You make it significantly more difficult to win without a coach.
2. A coach reveals your blind spots to you. Let’s face it! All of us have blind spots, including the CEO. And my claim, dare I say, is, “the longer you have worked, chances are, the more barriers you have built!”
The coach helps you see these barriers that you cannot see on your own. These barriers need to be busted – for the sake of the organization.
3. The coach takes a dispassionate view, without any biases – he says it as he sees it. Few leaders have people in their organizations who give them unbiased, dispassionate perspectives – not necessarily because they don’t want to (in many organizations they are afraid to), but mainly because they do not have a dispassionate perspective.

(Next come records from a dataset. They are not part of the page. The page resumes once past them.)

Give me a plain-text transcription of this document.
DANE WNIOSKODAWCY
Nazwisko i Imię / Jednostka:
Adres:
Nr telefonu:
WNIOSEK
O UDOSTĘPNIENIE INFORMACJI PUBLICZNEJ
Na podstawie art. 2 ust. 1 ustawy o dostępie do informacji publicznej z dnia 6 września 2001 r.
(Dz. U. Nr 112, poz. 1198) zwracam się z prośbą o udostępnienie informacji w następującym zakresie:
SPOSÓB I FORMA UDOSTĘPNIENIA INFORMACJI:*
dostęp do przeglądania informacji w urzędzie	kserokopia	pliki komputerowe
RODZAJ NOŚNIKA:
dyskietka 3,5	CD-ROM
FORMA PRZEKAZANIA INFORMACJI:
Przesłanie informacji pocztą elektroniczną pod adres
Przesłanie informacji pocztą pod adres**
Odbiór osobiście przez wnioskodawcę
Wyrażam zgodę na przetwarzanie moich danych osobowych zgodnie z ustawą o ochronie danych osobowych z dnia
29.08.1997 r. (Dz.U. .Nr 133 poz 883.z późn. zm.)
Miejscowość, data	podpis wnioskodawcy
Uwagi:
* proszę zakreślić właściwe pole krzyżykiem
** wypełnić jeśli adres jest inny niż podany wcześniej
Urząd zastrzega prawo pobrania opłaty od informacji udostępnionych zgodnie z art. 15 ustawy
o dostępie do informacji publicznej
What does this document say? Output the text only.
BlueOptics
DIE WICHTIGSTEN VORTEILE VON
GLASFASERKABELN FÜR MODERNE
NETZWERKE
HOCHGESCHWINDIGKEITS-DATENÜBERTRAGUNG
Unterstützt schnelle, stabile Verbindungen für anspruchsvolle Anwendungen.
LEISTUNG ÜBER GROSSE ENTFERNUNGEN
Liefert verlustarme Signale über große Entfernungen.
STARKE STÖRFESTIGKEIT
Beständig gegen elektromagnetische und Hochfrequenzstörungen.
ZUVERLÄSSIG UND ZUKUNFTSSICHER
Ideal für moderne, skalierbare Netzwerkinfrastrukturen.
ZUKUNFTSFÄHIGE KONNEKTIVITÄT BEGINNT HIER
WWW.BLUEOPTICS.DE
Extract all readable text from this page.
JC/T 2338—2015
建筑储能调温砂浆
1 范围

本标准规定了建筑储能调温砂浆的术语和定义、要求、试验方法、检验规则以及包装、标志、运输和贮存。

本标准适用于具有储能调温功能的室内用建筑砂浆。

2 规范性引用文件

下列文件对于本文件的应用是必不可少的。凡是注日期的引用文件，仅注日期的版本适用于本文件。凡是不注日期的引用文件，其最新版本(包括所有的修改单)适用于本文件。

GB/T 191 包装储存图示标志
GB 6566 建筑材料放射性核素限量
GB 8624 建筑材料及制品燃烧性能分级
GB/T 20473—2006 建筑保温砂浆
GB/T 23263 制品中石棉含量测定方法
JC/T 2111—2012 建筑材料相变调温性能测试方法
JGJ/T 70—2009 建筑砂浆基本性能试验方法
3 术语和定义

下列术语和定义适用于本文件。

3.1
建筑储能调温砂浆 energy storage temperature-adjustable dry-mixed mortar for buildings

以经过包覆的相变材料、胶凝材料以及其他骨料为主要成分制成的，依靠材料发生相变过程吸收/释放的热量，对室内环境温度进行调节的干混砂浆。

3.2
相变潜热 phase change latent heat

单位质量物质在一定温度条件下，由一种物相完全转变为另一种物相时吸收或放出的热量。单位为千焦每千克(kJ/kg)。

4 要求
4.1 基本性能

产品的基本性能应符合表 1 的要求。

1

4. Also, the coach asks you pertinent questions, those that others do not have the courage or the authority to ask you. These questions open up a whole new world for the CEO – one that was not available to the CEO prior to the conversation.
5. If you want to build a learning organization, you need to be the first one to have the attitude of “what may I be missing, if discovered can shift the results of my organization”, rather that the attitude of “I have so many years of experience and I know what needs to be done”.
6. A coach supports the CEO to manage conflict effectively. Often, decisions of the CEO please one group, and displease another. The CEO has to walk the tight rope walk, and this skill is built with the support of a coach.
7. There are certain conversations you cannot have with the board, and then there are other conversations you cannot have with your second line. The CEO needs a partner who the CEO can be open with; one who is going to be sensitive, and yet objective; honest, and yet respectful.
8. The Coach helps you significantly expand your options. And when you expand your options, your decision-making significantly improves.
Here are some questions for you to consider, particularly if you are a CEO, or a member of the senior management in an organization:
a. Do you have the courage to acknowledge that you need a coach?
b. Are you ready to question your inherent beliefs, biases and assessments that may be stopping you from achieving your full potential, and in turn the organization’s full potential?
c. Do you and your organization need to be shaken up out of their slumber?
d. Are you working hard, and yet not achieving your results?
e. Are you ready to make a learning commitment, and then build a learning culture?
If your answer to 4 out of 5 questions above is a Yes, then time has come for you to get yourself a skilled coach.